Tommy and I sneaked into the hall just in time to hear and see Mr Meadowcroft with his pants round his ankles looking like a penguin “It’s those bloody lads of yours” howled Mr Meadowcroft. Mrs Meadowcroft about-turned and flung her skirts over her head revealing a bare bottom with a perfect black circle around it. “Have you ever seen anything like this”, howled Mrs Meadowcroft ???? “Well”, said my dad, “many times, but never framed so nicely”. Expecting a serious thrashing, Tommy and I tried to melt away but the whole family fell round laughing until they cried. Even Walter Gabriel couldn’t compete with Mrs Meadowcroft’s bottom. Our punishment was to scrape off the gas tar from the toilet seat and sand it down with fine sand paper. Shortly after this incident the Meadowcrofts moved to a new council house in Peasley Cross, we heard on the grapevine, they had an inside toilet!
Fishing & the Maggot Farm
My father and his three brothers were passionate about fishing; every spare minute was spent fishing or talking about it or preparing for it. In summer we went to the Monastery Dam just 10 minutes walk from our house. Dad and his brothers were all members of the Sidac Angling club as well as the St Helens Angling Club. Sidac Ltd was the largest factory in Sutton at that time and made Cellophane. A stream called the “Stinking Brook” passed the factory and wended its way through miles of Sutton, Parr and Blackbrook. It contained wastewater from the production process and changed colour by the hour, pink, green, red, blue, whatever colour the factory was dying the cellophane.Nothing lived in the brook, it was extremely alkali but in those days it was tolerated and accepted. It seemed strange to me that the company that caused serious pollution had its own angling club. Most Saturday afternoons there was always a “match” during the fishing season. The match or competition would be attended by a ramshackle bunch of anglers who each paid two and sixpence into the sweepstake, which would be won by the three anglers with the heaviest weight of fish caught.
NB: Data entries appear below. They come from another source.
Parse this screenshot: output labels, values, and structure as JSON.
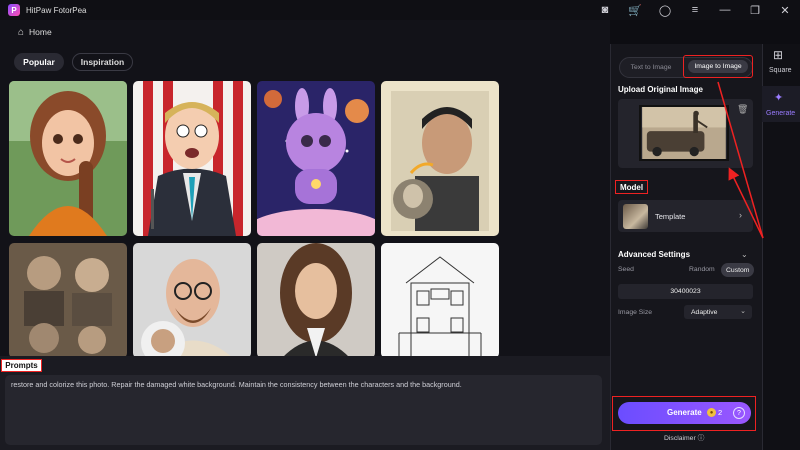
{
  "app": {
    "title": "HitPaw FotorPea",
    "logo_letter": "P"
  },
  "titlebar_icons": [
    "discord-icon",
    "gift-icon",
    "account-icon",
    "menu-icon",
    "minimize-icon",
    "restore-icon",
    "close-icon"
  ],
  "titlebar_glyphs": [
    "◙",
    "🛒",
    "◯",
    "≡",
    "—",
    "❐",
    "✕"
  ],
  "breadcrumb": {
    "home_label": "Home"
  },
  "gallery": {
    "tabs": [
      {
        "label": "Popular"
      },
      {
        "label": "Inspiration"
      }
    ],
    "items": [
      {
        "name": "animated-girl-braid"
      },
      {
        "name": "cartoon-man-suit"
      },
      {
        "name": "purple-bunny-astronaut"
      },
      {
        "name": "restored-vintage-portrait"
      },
      {
        "name": "old-family-photo"
      },
      {
        "name": "bald-man-glasses"
      },
      {
        "name": "woman-portrait"
      },
      {
        "name": "house-line-sketch"
      }
    ]
  },
  "prompts": {
    "label": "Prompts",
    "text": "restore and colorize this photo. Repair the damaged white background. Maintain the consistency between the characters and the background."
  },
  "panel": {
    "mode_tabs": {
      "text_to_image": "Text to Image",
      "image_to_image": "Image to Image",
      "active": "Image to Image"
    },
    "upload_title": "Upload Original Image",
    "model_label": "Model",
    "model_name": "Template",
    "advanced_title": "Advanced Settings",
    "seed_label": "Seed",
    "seed_random": "Random",
    "seed_custom": "Custom",
    "seed_value": "30400023",
    "image_size_label": "Image Size",
    "image_size_value": "Adaptive",
    "generate_label": "Generate",
    "generate_cost": "2",
    "disclaimer": "Disclaimer"
  },
  "rightnav": {
    "square_label": "Square",
    "generate_label": "Generate"
  },
  "colors": {
    "accent": "#7b55ff",
    "highlight": "#e22222"
  }
}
There was much competition and many secret types of bait were used to catch the fish. Dad and I used to gas wasp nests with Cymag, a lethal cyanide mixture, we always got stung but those wonderful wasp grubs won us many prizes in the fishing matches. Dad and I also bred maggots to use and to sell to other anglers and several fishing shops. Luckily we had a big garden and the breeding shed was sufficiently far enough away so the pong of rotting meat was not a problem to anyone, so long as you remained at a distance on a hot day.
Dad and I became immune to the stink, but one lady relative who wanted to see what it was all about fainted when she stepped inside our maggot farm. We would get sheeps’ and cows’ heads from the slaughterhouse each week and hang them from hooks in the shed over wooden trays. The baleful looks of the animals, usually with their tongues hanging out, was a dreadful sight but nowhere near as bad as the scene a week later, as they were alive with maggots crawling in and out of their eye sockets.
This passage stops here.